Given a set of symptoms, a system like Watson would be able to list out the top diagnoses, ranked in terms of confidence. These diagnoses relying on information gleaned from a far larger database that a human mind can ever learn in a life-time, and improving all the time (Watson, like Deep Learning systems, is a continually learning system that improves with feedback), would be free from something called the anchoring bias, a human tendency to rely on a limited number of pieces of evidence that account for the symptoms and discount everything else [35]. It will enable an army of physician-assistants, nurses and nurse-practitioners to administer primary health care, and free up physicians and doctors to do other things that require a higher level of skill.

So, the large numbers of middle class job losses in the services industry could potentially be replaced with jobs in healthcare.

The Baxter manufacturing robot [36]

AI and robotics is also, ironically likely to create jobs in manufacturing, after previously having taken away some of those manufacturing jobs. The previous generation of robots that replaced humans, in automobile manufacturing for example, were huge and unwieldy, and unsafe to be around - they had to be installed in cages to prevent injury to their human co-workers. Requiring experts to program, they were efficient in one specific type of task, like spot-welding or spray-painting, but once programmed, were not able to deviate from their pre-programmed routines. A new generation of manufacturing robots like Rethink Robotics’ Baxter is smarter, smaller, and safer to be around, because it can sense and interact with humans around it. Baxter can be trained interactively by someone who does not need to be a robotics engineer - the robot is hand-guided to perform a series of movements in response to sensor inputs - and can be quickly reconfigured to perform different sets of tasks.

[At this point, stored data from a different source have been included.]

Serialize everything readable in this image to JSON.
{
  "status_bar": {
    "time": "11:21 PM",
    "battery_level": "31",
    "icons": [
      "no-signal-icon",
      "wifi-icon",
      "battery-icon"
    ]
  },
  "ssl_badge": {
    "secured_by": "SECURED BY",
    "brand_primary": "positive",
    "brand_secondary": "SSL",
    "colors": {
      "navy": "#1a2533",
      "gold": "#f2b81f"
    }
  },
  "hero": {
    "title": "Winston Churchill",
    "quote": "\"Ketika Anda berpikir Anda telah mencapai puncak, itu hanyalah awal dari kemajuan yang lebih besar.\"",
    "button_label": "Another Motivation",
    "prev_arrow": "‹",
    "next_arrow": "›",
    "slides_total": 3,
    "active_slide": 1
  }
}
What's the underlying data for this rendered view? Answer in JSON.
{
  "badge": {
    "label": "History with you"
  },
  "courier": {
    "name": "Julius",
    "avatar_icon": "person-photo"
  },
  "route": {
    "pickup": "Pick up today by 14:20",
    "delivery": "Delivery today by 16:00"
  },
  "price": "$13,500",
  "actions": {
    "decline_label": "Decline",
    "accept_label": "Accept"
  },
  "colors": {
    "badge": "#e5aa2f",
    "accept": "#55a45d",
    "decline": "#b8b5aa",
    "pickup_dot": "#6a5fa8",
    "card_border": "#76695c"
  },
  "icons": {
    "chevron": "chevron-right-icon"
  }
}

Repetitive assembly line work like putting together the components that go into making an iPad, or stitching together fabrics to make a garment, work that has largely gone to the developing world in the past 30 years, is likely to come back to the West, thanks to robots like Baxter. Small to medium enterprises, with a smaller, but smarter workforce, armed with their robotic assistants, will be able to turn out custom-made consumer electronics and compete with devices mass-produced in China.

AI is also likely to create new jobs that we are unable to predict today, just as the rise of Information Technology gave rise to software developers and data analysts, jobs that didn’t exist just 30 years ago.

Over the next decade, it is very likely that AI will result in an unprecedented churn in the job market, and potentially threaten the livelihoods of hundreds of millions of people in the developed world. Protectionism or government regulation against AI will only delay the inevitable, because ultimately, the economic gains to be had from AI will outweigh the negatives.

The increased productivity and revenue from increasing levels of automation brought about by AI in developed economies could be used to provide Basic Income, a guaranteed minimum income to all citizens. Such an income would help people weather the storm of unemployment and would have the added benefit of allowing people to pursue activities out of interest, and not out of economic necessity.

However, governments and policy makers need to be informed and cognizant of the disruptive power of AI and craft policy to help their people deal with it. Otherwise, they will be left confronting a situation of mass-scale unemployment and social unrest that will make the Global Financial Crisis look like a walk in the park.